The three witches contort, face down, on a slab of rock amidst thunder and lightning.

“What bloody man is that?”

Malcolm implores the bloody man to give his knowledge of the broil. 

The bloody captain – “And well he deserves that name”

Macduff, usually not seen until much later, is here with Duncan on the far left

Banquo and Macbeth first encounter the witches. 

Macbeth and Banquo – Macbeth makes exaggerated, startled double takes roward Banquo during the predictions.

 During Ross’ news that Macbeth is now Thane of Cawdor. 

Brilliant – the camera starts on Macbeth’s face in isolation and slowly pans left until we can see the others in the background.

Banquo thinking as he and Macbeth kneel before Duncan.

A closeup of Banquo as everyone leaves for the meal at Inverness on the fateful night when Macbeth kills Duncan.  You can practically hear the wheels of his mind turning.

Lady Macbeth framed between two spikes.

“Too full of the milk of human kindness…”

Lapotaire plays the scene, and thus establishes the character, in a very sexual way.  Even more astonishing, then, that she would give up her sexuality (“Unsex me here”) for ambition.


“We will speak further.”

Brilliant framing – the spikes on the castle gate look like spears descending on Banquo and Duncan.

A brilliant orange sky at the gate of Inverness.

Fleance is stressed, as he will be at the very end of the film.

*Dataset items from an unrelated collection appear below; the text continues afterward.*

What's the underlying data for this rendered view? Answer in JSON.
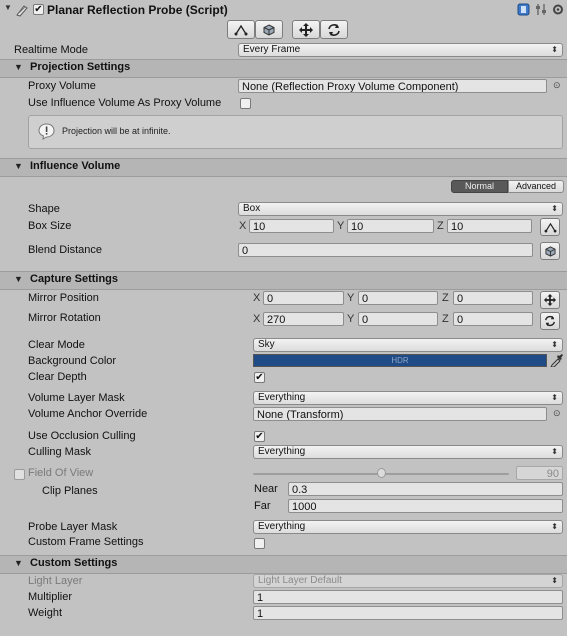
{
  "header": {
    "title": "Planar Reflection Probe (Script)"
  },
  "realtime_mode": {
    "label": "Realtime Mode",
    "value": "Every Frame"
  },
  "projection": {
    "title": "Projection Settings",
    "proxy_volume_label": "Proxy Volume",
    "proxy_volume_value": "None (Reflection Proxy Volume Component)",
    "use_influence_label": "Use Influence Volume As Proxy Volume",
    "info_text": "Projection will be at infinite."
  },
  "influence": {
    "title": "Influence Volume",
    "tab_normal": "Normal",
    "tab_advanced": "Advanced",
    "shape_label": "Shape",
    "shape_value": "Box",
    "box_size_label": "Box Size",
    "box_size": {
      "x": "10",
      "y": "10",
      "z": "10"
    },
    "blend_label": "Blend Distance",
    "blend_value": "0"
  },
  "axes": {
    "x": "X",
    "y": "Y",
    "z": "Z"
  },
  "capture": {
    "title": "Capture Settings",
    "mirror_position_label": "Mirror Position",
    "mirror_position": {
      "x": "0",
      "y": "0",
      "z": "0"
    },
    "mirror_rotation_label": "Mirror Rotation",
    "mirror_rotation": {
      "x": "270",
      "y": "0",
      "z": "0"
    },
    "clear_mode_label": "Clear Mode",
    "clear_mode_value": "Sky",
    "background_color_label": "Background Color",
    "background_color_text": "HDR",
    "background_color": "#1f4b86",
    "clear_depth_label": "Clear Depth",
    "clear_depth_checked": true,
    "volume_layer_mask_label": "Volume Layer Mask",
    "volume_layer_mask_value": "Everything",
    "volume_anchor_label": "Volume Anchor Override",
    "volume_anchor_value": "None (Transform)",
    "occlusion_label": "Use Occlusion Culling",
    "occlusion_checked": true,
    "culling_mask_label": "Culling Mask",
    "culling_mask_value": "Everything",
    "fov_label": "Field Of View",
    "fov_value": "90",
    "fov_slider_fraction": 0.5,
    "clip_planes_label": "Clip Planes",
    "near_label": "Near",
    "near_value": "0.3",
    "far_label": "Far",
    "far_value": "1000",
    "probe_layer_mask_label": "Probe Layer Mask",
    "probe_layer_mask_value": "Everything",
    "custom_frame_label": "Custom Frame Settings"
  },
  "custom": {
    "title": "Custom Settings",
    "light_layer_label": "Light Layer",
    "light_layer_value": "Light Layer Default",
    "multiplier_label": "Multiplier",
    "multiplier_value": "1",
    "weight_label": "Weight",
    "weight_value": "1"
  }
}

            Gold’s proficiency with the camera and the lining up of shots, as well as his obvious knowledge of Shakespeare (this is not the only BBC Shakespeare series he did), are paramount here.  So are the set designs by Jerry Scott, and I’d call attention to four of these in particular.  The blood red sky behind Duncan and entourage in the “What bloody man is that?” scene; the bright orange sky behind the same group as they arrive at Inverness; the cold, dark, formless look of the interior of Inverness; and the light blue sky and bright white stone of the castle where Malcolm and Macduff meet near the end of the play.  All these visual cues are excellent and thought provoking.
            There’s also some interesting degree of emphasis on Banquo here.  I’ve already mentioned his visible thought process during Duncan’s talk, but the scene that begins “Thou hast it now…” is also brilliantly done here, with Banquo upfront, addressing the camera as though it were an aside, and Macbeth, Lady Macbeth, and members of the court behind him.  Too, Fleance is very prominent in early scenes, and it is a stroke of genius and interpretation to have him stand by Macbeth’s slain body - the very last  image of the production. 
            There is so much else: the last time we see Duncan alive is at the dinner table, the camera closing in on his kind, gentle countenance.  At a particularly tense moment we see Macbeth’s hands behind his back, nervously twitching.  The three witches, silent and unseen, are on hand to witness Macduff leave for Fife the morning after Duncan’s murder.  I don’t know if, in a filmed presentation, having the ghost of Banquo be represented by an empty chair is the most effective way to stage the scene but Williamson and Lapotaire ace that decision here.  The thrones – hers noticeably smaller, indicating a degree of attention in the furniture making – shown empty at the top of a staircase adorned in a brilliant red carpet, are another beautiful touch.  And the high angle shots from behind Macbeth as he sits on the throne (in one scene with the murderers he hires to off Banquo, in another with the messenger who brings the news that the forest is moving), while being an antiquated cinematic tactic, ring effectively here.  And Carl Davis’ powerful music cannot be overlooked amidst all the powerful visuals.
            Finally we might make a quick observation about Jane Lapotaire’s portrayal of Lady Macbeth, which is sexually explosive from the get go – she whispers “Come, you spirits”, caresses herself, and is almost seducing and beckoning the spirits, making sexual moans while she says “Hold!  Hold!” A most interesting decoding of the role.

            All in all: a truly top notch rendering of the play, even an eye opening one in places.